7. The two-stage differential single-screw pyrolysis apparatus of claim 1, wherein the feed inlet sealing device is configured as follows: a feed port rotating plate motor (37) is connected with a feed port rotating plate reduction box (38), and an output shaft of the feed port rotating plate reduction box (38) is connected with a feed port rotating plate (41) through a feed port rotating plate shaft device (40) in an outer spiral sealing box (39); the feed port rotating plate motor (37) stops the materials from being accumulated on the feed port rotating plate (41) to form a sealing condition, and the feed port rotating plate motor (37) operates the materials to enter the machine barrel (8) under the overturning effect of the feed port rotating plate (41); the left side of the upper feeding end of the feeding port rotating plate cylinder (48) is linear, and the right side is involute.

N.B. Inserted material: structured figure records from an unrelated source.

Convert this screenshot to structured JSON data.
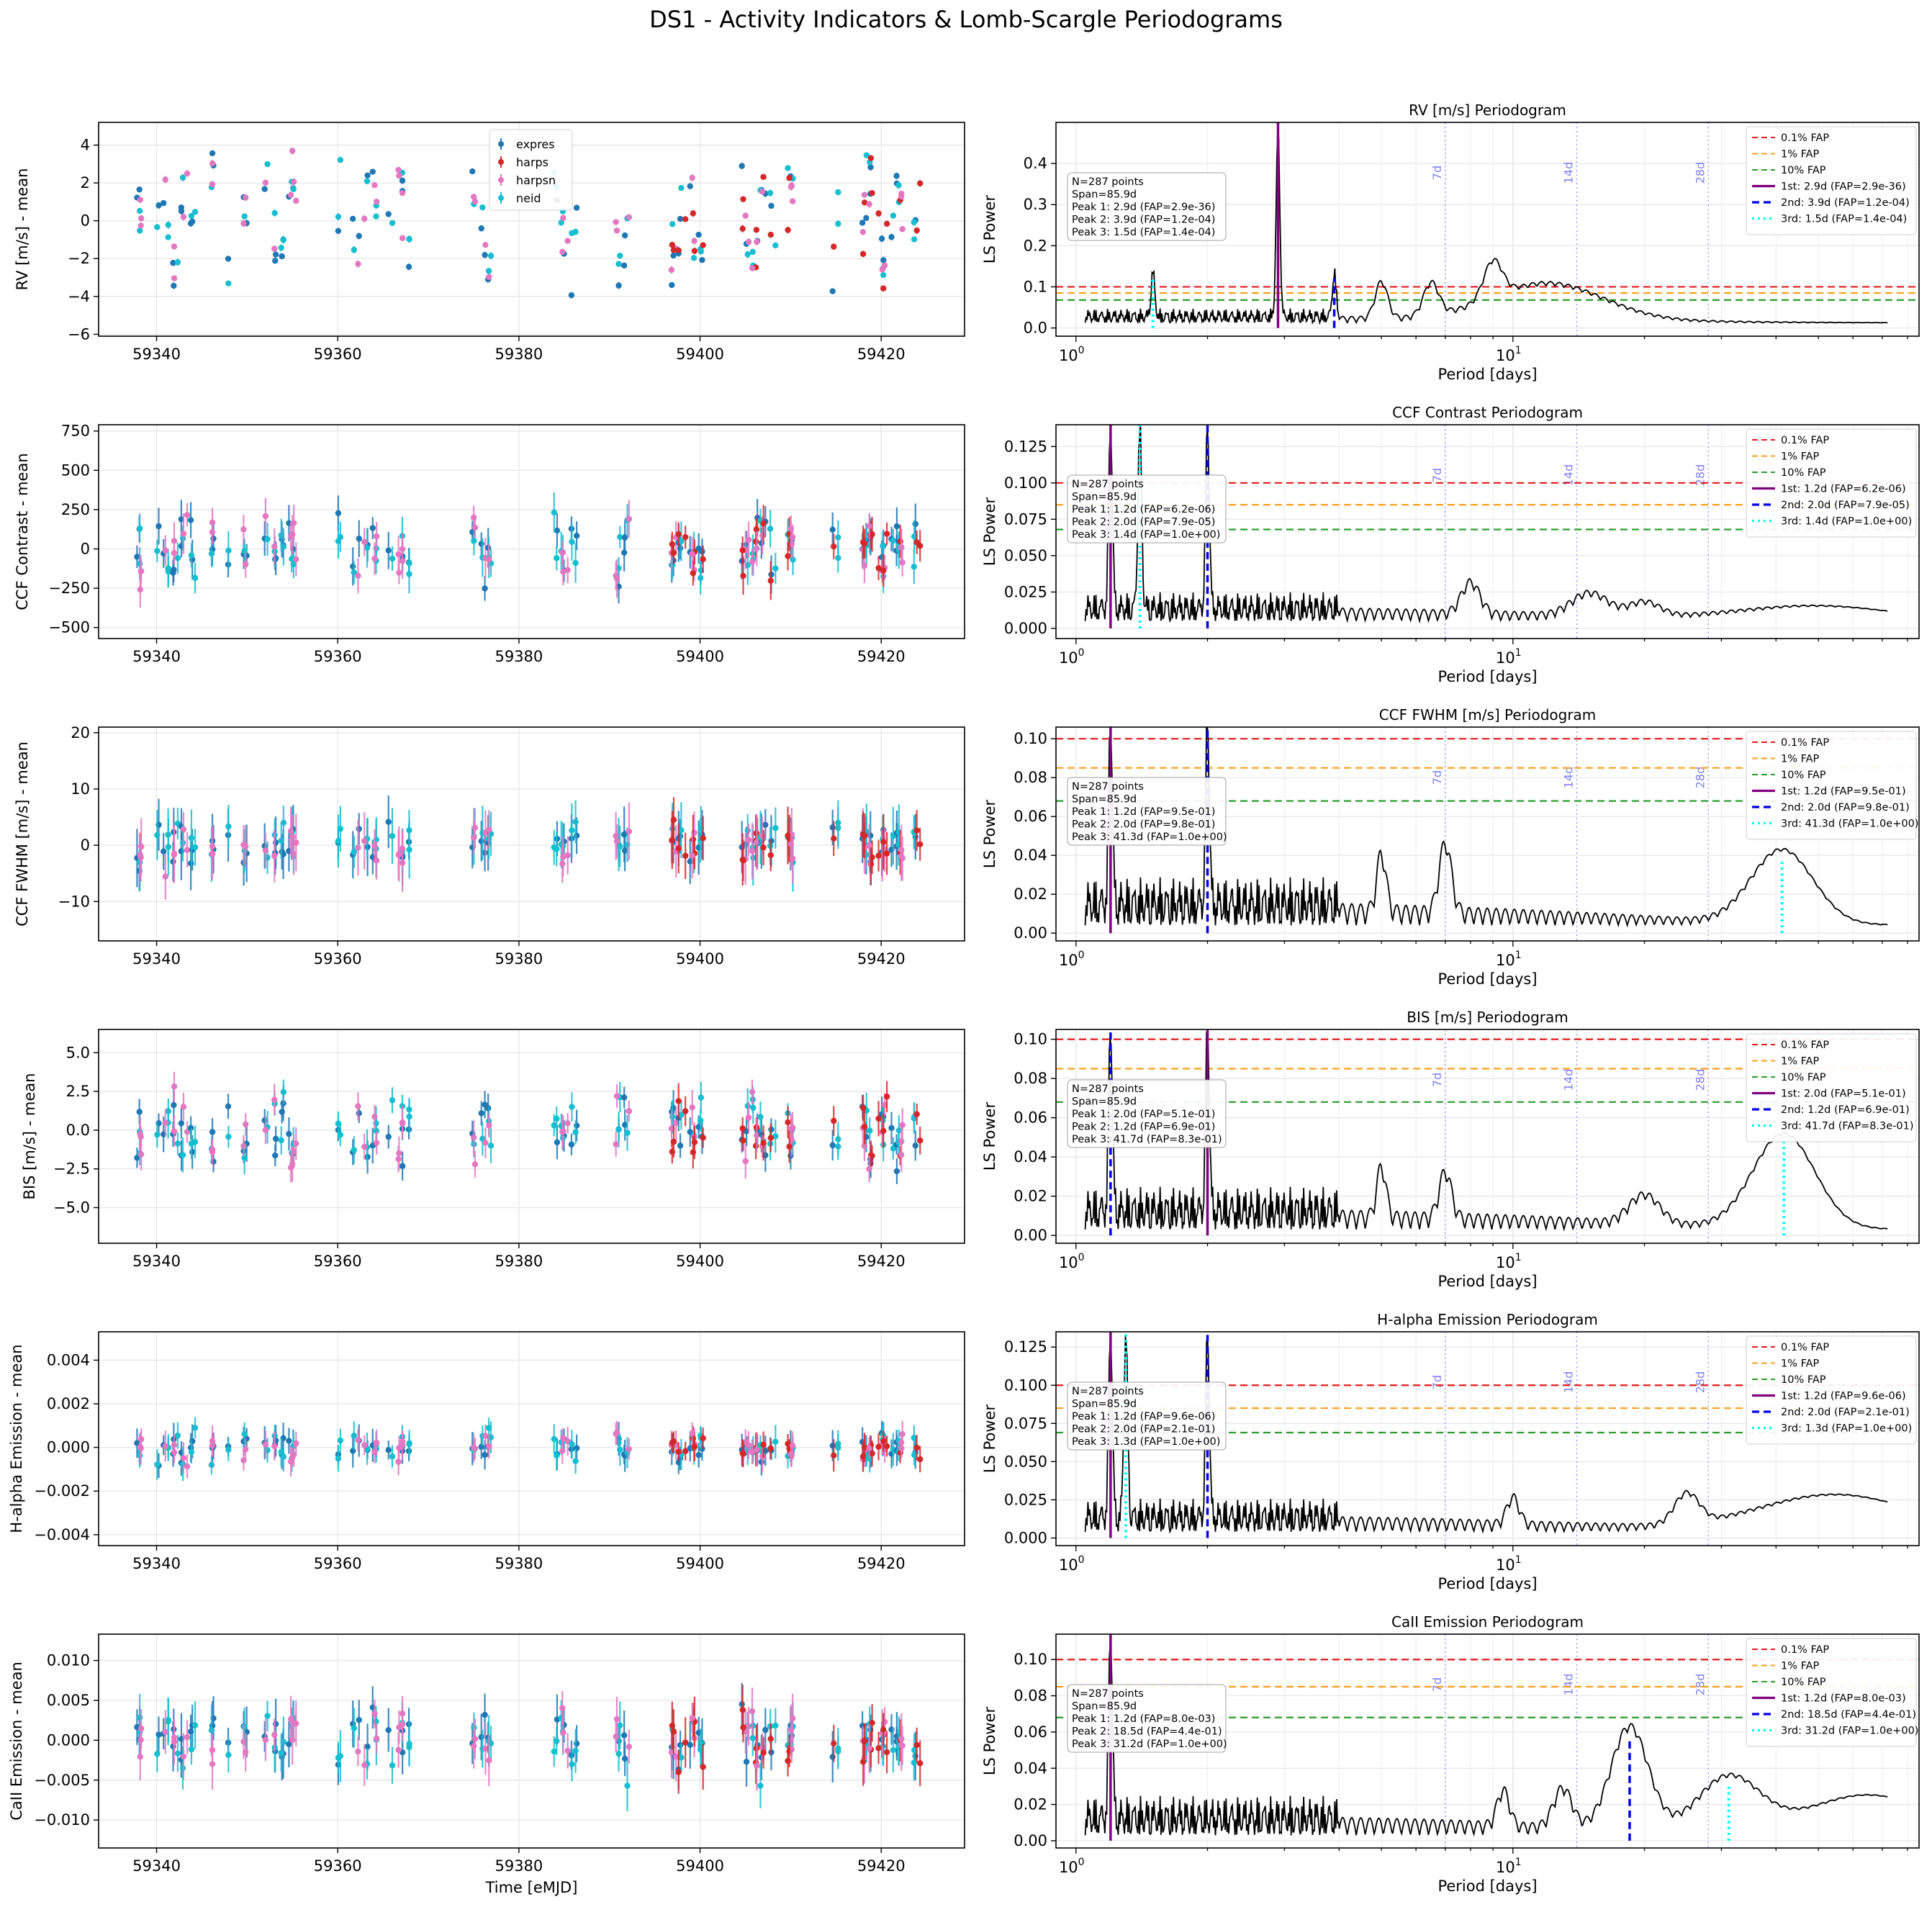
{
  "figure": {
    "title": "DS1 - Activity Indicators & Lomb-Scargle Periodograms"
  },
  "colors": {
    "expres": "#1f77b4",
    "harps": "#d62728",
    "harpsn": "#e377c2",
    "neid": "#17becf",
    "fap01": "#e41a1c",
    "fap1": "#ff9f1c",
    "fap10": "#2a9d2a",
    "peak1": "#800080",
    "peak2": "#0000ee",
    "peak3": "#00ffff",
    "harm": "#8080ff"
  },
  "time_axis": {
    "xlabel": "Time [eMJD]",
    "xlim": [
      59333.6,
      59429.2
    ],
    "ticks": [
      59340,
      59360,
      59380,
      59400,
      59420
    ],
    "tick_labels": [
      "59340",
      "59360",
      "59380",
      "59400",
      "59420"
    ]
  },
  "legend": {
    "entries": [
      {
        "label": "expres",
        "color_key": "expres"
      },
      {
        "label": "harps",
        "color_key": "harps"
      },
      {
        "label": "harpsn",
        "color_key": "harpsn"
      },
      {
        "label": "neid",
        "color_key": "neid"
      }
    ]
  },
  "periodogram_axis": {
    "xlabel": "Period [days]",
    "ylabel": "LS Power",
    "xlim": [
      0.9,
      85.0
    ],
    "scale": "log",
    "tick_labels": [
      "10^0",
      "10^1"
    ],
    "tick_text": {
      "base": "10",
      "exps": [
        "0",
        "1"
      ]
    },
    "harmonics": [
      7,
      14,
      28
    ],
    "harmonic_labels": [
      "7d",
      "14d",
      "28d"
    ]
  },
  "fap_labels": [
    "0.1% FAP",
    "1% FAP",
    "10% FAP"
  ],
  "chart_data": [
    {
      "type": "scatter",
      "ylabel": "RV [m/s] - mean",
      "ylim": [
        -6.1,
        5.2
      ],
      "yticks": [
        -6,
        -4,
        -2,
        0,
        2,
        4
      ],
      "ytick_labels": [
        "−6",
        "−4",
        "−2",
        "0",
        "2",
        "4"
      ],
      "amp": 2.2,
      "err": 0.15,
      "has_legend": true
    },
    {
      "type": "scatter",
      "ylabel": "CCF Contrast - mean",
      "ylim": [
        -570,
        790
      ],
      "yticks": [
        -500,
        -250,
        0,
        250,
        500,
        750
      ],
      "ytick_labels": [
        "−500",
        "−250",
        "0",
        "250",
        "500",
        "750"
      ],
      "amp": 150,
      "err": 100,
      "has_legend": false
    },
    {
      "type": "scatter",
      "ylabel": "CCF FWHM [m/s] - mean",
      "ylim": [
        -17,
        21
      ],
      "yticks": [
        -10,
        0,
        10,
        20
      ],
      "ytick_labels": [
        "−10",
        "0",
        "10",
        "20"
      ],
      "amp": 3,
      "err": 4,
      "has_legend": false
    },
    {
      "type": "scatter",
      "ylabel": "BIS [m/s] - mean",
      "ylim": [
        -7.3,
        6.5
      ],
      "yticks": [
        -5.0,
        -2.5,
        0.0,
        2.5,
        5.0
      ],
      "ytick_labels": [
        "−5.0",
        "−2.5",
        "0.0",
        "2.5",
        "5.0"
      ],
      "amp": 1.8,
      "err": 0.9,
      "has_legend": false
    },
    {
      "type": "scatter",
      "ylabel": "H-alpha Emission - mean",
      "ylim": [
        -0.0045,
        0.0053
      ],
      "yticks": [
        -0.004,
        -0.002,
        0.0,
        0.002,
        0.004
      ],
      "ytick_labels": [
        "−0.004",
        "−0.002",
        "0.000",
        "0.002",
        "0.004"
      ],
      "amp": 0.0005,
      "err": 0.0006,
      "has_legend": false
    },
    {
      "type": "scatter",
      "ylabel": "CaII Emission - mean",
      "ylim": [
        -0.0135,
        0.0133
      ],
      "yticks": [
        -0.01,
        -0.005,
        0.0,
        0.005,
        0.01
      ],
      "ytick_labels": [
        "−0.010",
        "−0.005",
        "0.000",
        "0.005",
        "0.010"
      ],
      "amp": 0.003,
      "err": 0.0025,
      "has_legend": false
    }
  ],
  "periodograms": [
    {
      "type": "line",
      "title": "RV [m/s] Periodogram",
      "ylim": [
        -0.02,
        0.5
      ],
      "yticks": [
        0.0,
        0.1,
        0.2,
        0.3,
        0.4
      ],
      "ytick_labels": [
        "0.0",
        "0.1",
        "0.2",
        "0.3",
        "0.4"
      ],
      "fap": [
        0.1,
        0.085,
        0.068
      ],
      "peaks": [
        {
          "period": 2.9,
          "power": 0.5
        },
        {
          "period": 3.9,
          "power": 0.12
        },
        {
          "period": 1.5,
          "power": 0.12
        }
      ],
      "info": [
        "N=287 points",
        "Span=85.9d",
        "Peak 1: 2.9d (FAP=2.9e-36)",
        "Peak 2: 3.9d (FAP=1.2e-04)",
        "Peak 3: 1.5d (FAP=1.4e-04)"
      ],
      "legend_peaks": [
        "1st: 2.9d (FAP=2.9e-36)",
        "2nd: 3.9d (FAP=1.2e-04)",
        "3rd: 1.5d (FAP=1.4e-04)"
      ],
      "base": 0.025,
      "noise": 0.035,
      "bumps": [
        {
          "period": 12.0,
          "power": 0.09,
          "width": 0.18
        },
        {
          "period": 9.0,
          "power": 0.09,
          "width": 0.03
        },
        {
          "period": 6.5,
          "power": 0.08,
          "width": 0.025
        },
        {
          "period": 5.0,
          "power": 0.09,
          "width": 0.02
        }
      ]
    },
    {
      "type": "line",
      "title": "CCF Contrast Periodogram",
      "ylim": [
        -0.007,
        0.14
      ],
      "yticks": [
        0.0,
        0.025,
        0.05,
        0.075,
        0.1,
        0.125
      ],
      "ytick_labels": [
        "0.000",
        "0.025",
        "0.050",
        "0.075",
        "0.100",
        "0.125"
      ],
      "fap": [
        0.1,
        0.085,
        0.068
      ],
      "peaks": [
        {
          "period": 1.2,
          "power": 0.14
        },
        {
          "period": 2.0,
          "power": 0.14
        },
        {
          "period": 1.4,
          "power": 0.14
        }
      ],
      "info": [
        "N=287 points",
        "Span=85.9d",
        "Peak 1: 1.2d (FAP=6.2e-06)",
        "Peak 2: 2.0d (FAP=7.9e-05)",
        "Peak 3: 1.4d (FAP=1.0e+00)"
      ],
      "legend_peaks": [
        "1st: 1.2d (FAP=6.2e-06)",
        "2nd: 2.0d (FAP=7.9e-05)",
        "3rd: 1.4d (FAP=1.0e+00)"
      ],
      "base": 0.01,
      "noise": 0.02,
      "bumps": [
        {
          "period": 8.0,
          "power": 0.022,
          "width": 0.03
        },
        {
          "period": 15.0,
          "power": 0.016,
          "width": 0.06
        },
        {
          "period": 20.0,
          "power": 0.01,
          "width": 0.05
        },
        {
          "period": 50.0,
          "power": 0.01,
          "width": 0.25
        }
      ]
    },
    {
      "type": "line",
      "title": "CCF FWHM [m/s] Periodogram",
      "ylim": [
        -0.004,
        0.106
      ],
      "yticks": [
        0.0,
        0.02,
        0.04,
        0.06,
        0.08,
        0.1
      ],
      "ytick_labels": [
        "0.00",
        "0.02",
        "0.04",
        "0.06",
        "0.08",
        "0.10"
      ],
      "fap": [
        0.1,
        0.085,
        0.068
      ],
      "peaks": [
        {
          "period": 1.2,
          "power": 0.106
        },
        {
          "period": 2.0,
          "power": 0.106
        },
        {
          "period": 41.3,
          "power": 0.038
        }
      ],
      "info": [
        "N=287 points",
        "Span=85.9d",
        "Peak 1: 1.2d (FAP=9.5e-01)",
        "Peak 2: 2.0d (FAP=9.8e-01)",
        "Peak 3: 41.3d (FAP=1.0e+00)"
      ],
      "legend_peaks": [
        "1st: 1.2d (FAP=9.5e-01)",
        "2nd: 2.0d (FAP=9.8e-01)",
        "3rd: 41.3d (FAP=1.0e+00)"
      ],
      "base": 0.008,
      "noise": 0.025,
      "bumps": [
        {
          "period": 41.3,
          "power": 0.038,
          "width": 0.1
        },
        {
          "period": 7.0,
          "power": 0.036,
          "width": 0.02
        },
        {
          "period": 5.0,
          "power": 0.03,
          "width": 0.015
        }
      ]
    },
    {
      "type": "line",
      "title": "BIS [m/s] Periodogram",
      "ylim": [
        -0.004,
        0.105
      ],
      "yticks": [
        0.0,
        0.02,
        0.04,
        0.06,
        0.08,
        0.1
      ],
      "ytick_labels": [
        "0.00",
        "0.02",
        "0.04",
        "0.06",
        "0.08",
        "0.10"
      ],
      "fap": [
        0.1,
        0.085,
        0.068
      ],
      "peaks": [
        {
          "period": 2.0,
          "power": 0.105
        },
        {
          "period": 1.2,
          "power": 0.105
        },
        {
          "period": 41.7,
          "power": 0.048
        }
      ],
      "info": [
        "N=287 points",
        "Span=85.9d",
        "Peak 1: 2.0d (FAP=5.1e-01)",
        "Peak 2: 1.2d (FAP=6.9e-01)",
        "Peak 3: 41.7d (FAP=8.3e-01)"
      ],
      "legend_peaks": [
        "1st: 2.0d (FAP=5.1e-01)",
        "2nd: 1.2d (FAP=6.9e-01)",
        "3rd: 41.7d (FAP=8.3e-01)"
      ],
      "base": 0.006,
      "noise": 0.022,
      "bumps": [
        {
          "period": 41.7,
          "power": 0.048,
          "width": 0.1
        },
        {
          "period": 5.0,
          "power": 0.026,
          "width": 0.015
        },
        {
          "period": 7.0,
          "power": 0.024,
          "width": 0.02
        },
        {
          "period": 20.0,
          "power": 0.015,
          "width": 0.05
        }
      ]
    },
    {
      "type": "line",
      "title": "H-alpha Emission Periodogram",
      "ylim": [
        -0.005,
        0.135
      ],
      "yticks": [
        0.0,
        0.025,
        0.05,
        0.075,
        0.1,
        0.125
      ],
      "ytick_labels": [
        "0.000",
        "0.025",
        "0.050",
        "0.075",
        "0.100",
        "0.125"
      ],
      "fap": [
        0.1,
        0.085,
        0.069
      ],
      "peaks": [
        {
          "period": 1.2,
          "power": 0.135
        },
        {
          "period": 2.0,
          "power": 0.135
        },
        {
          "period": 1.3,
          "power": 0.135
        }
      ],
      "info": [
        "N=287 points",
        "Span=85.9d",
        "Peak 1: 1.2d (FAP=9.6e-06)",
        "Peak 2: 2.0d (FAP=2.1e-01)",
        "Peak 3: 1.3d (FAP=1.0e+00)"
      ],
      "legend_peaks": [
        "1st: 1.2d (FAP=9.6e-06)",
        "2nd: 2.0d (FAP=2.1e-01)",
        "3rd: 1.3d (FAP=1.0e+00)"
      ],
      "base": 0.008,
      "noise": 0.022,
      "bumps": [
        {
          "period": 55.0,
          "power": 0.024,
          "width": 0.25
        },
        {
          "period": 25.0,
          "power": 0.02,
          "width": 0.04
        },
        {
          "period": 10.0,
          "power": 0.018,
          "width": 0.02
        }
      ]
    },
    {
      "type": "line",
      "title": "CaII Emission Periodogram",
      "ylim": [
        -0.004,
        0.114
      ],
      "yticks": [
        0.0,
        0.02,
        0.04,
        0.06,
        0.08,
        0.1
      ],
      "ytick_labels": [
        "0.00",
        "0.02",
        "0.04",
        "0.06",
        "0.08",
        "0.10"
      ],
      "fap": [
        0.1,
        0.085,
        0.068
      ],
      "peaks": [
        {
          "period": 1.2,
          "power": 0.114
        },
        {
          "period": 18.5,
          "power": 0.057
        },
        {
          "period": 31.2,
          "power": 0.03
        }
      ],
      "info": [
        "N=287 points",
        "Span=85.9d",
        "Peak 1: 1.2d (FAP=8.0e-03)",
        "Peak 2: 18.5d (FAP=4.4e-01)",
        "Peak 3: 31.2d (FAP=1.0e+00)"
      ],
      "legend_peaks": [
        "1st: 1.2d (FAP=8.0e-03)",
        "2nd: 18.5d (FAP=4.4e-01)",
        "3rd: 31.2d (FAP=1.0e+00)"
      ],
      "base": 0.006,
      "noise": 0.022,
      "bumps": [
        {
          "period": 18.5,
          "power": 0.057,
          "width": 0.06
        },
        {
          "period": 31.2,
          "power": 0.03,
          "width": 0.1
        },
        {
          "period": 65.0,
          "power": 0.022,
          "width": 0.2
        },
        {
          "period": 13.0,
          "power": 0.022,
          "width": 0.03
        },
        {
          "period": 9.5,
          "power": 0.02,
          "width": 0.02
        }
      ]
    }
  ]
}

8. The two-stage differential single-screw pyrolysis apparatus of claim 1 wherein the slag hole sealing means is of the structure: the tail end of the inner spiral is provided with a slag hole (15), a slag hole spiral motor (42) is connected with a slag hole spiral reduction box (43) below the slag hole (15), and an output shaft of the slag hole spiral reduction box (43) is connected with a slag hole spiral (46) through a slag hole spiral coupling (45) in a slag hole spiral sealing box (44); the slag hole screw (46) is arranged in the slag hole screw machine barrel (47), and the tail end of the slag hole screw machine barrel (47) is communicated with the charcoal box (16); the outer diameter of the slag hole spiral (46) is a diameter-variable cone spiral, the outer diameter of the first section of the spiral is uniformly and gradually changed, the diameter of the first section of the spiral is constantly larger than that of the tail end of the spiral, the outer diameter of the head end of the spiral is 2 to 3 times of the diameter of the mandrel, and the outer diameter of the tail end of the spiral is 1.5 to 2 times of; the taper of the slag hole spiral machine barrel (47) is 1:10, and the spiral first section of the slag hole is larger than the tail end.

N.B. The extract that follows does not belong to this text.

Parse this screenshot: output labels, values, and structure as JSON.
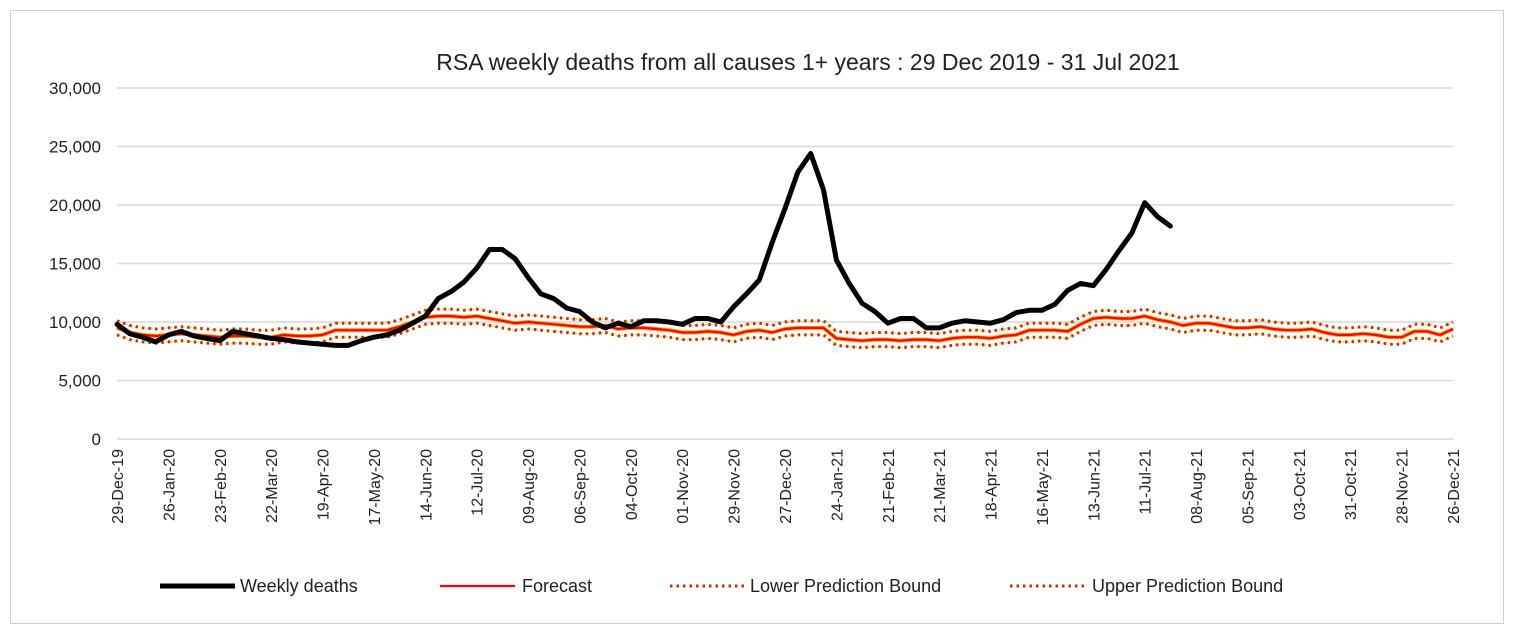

9. The two-stage differential single-screw pyrolysis apparatus of claim 1, wherein the shaft seal positive pressure device is of the structure: the pneumatic pump (49) is communicated with the outer spiral seal box (3), the outer spiral seal box (3) is connected with the machine barrel (8), an output shaft of the outer spiral reduction box (2) is connected with the outer spiral (9) in the outer spiral seal box (3) through an outer spiral coupler (4), the outer spiral (9) is sleeved on the inner spiral (10) through a labyrinth seal (5), and the machine barrel (8) is sleeved outside the outer spiral (9) and the inner spiral (10); the air pressure pump (49) compresses air, and the positive pressure of 0.1-0.2Mpa exists.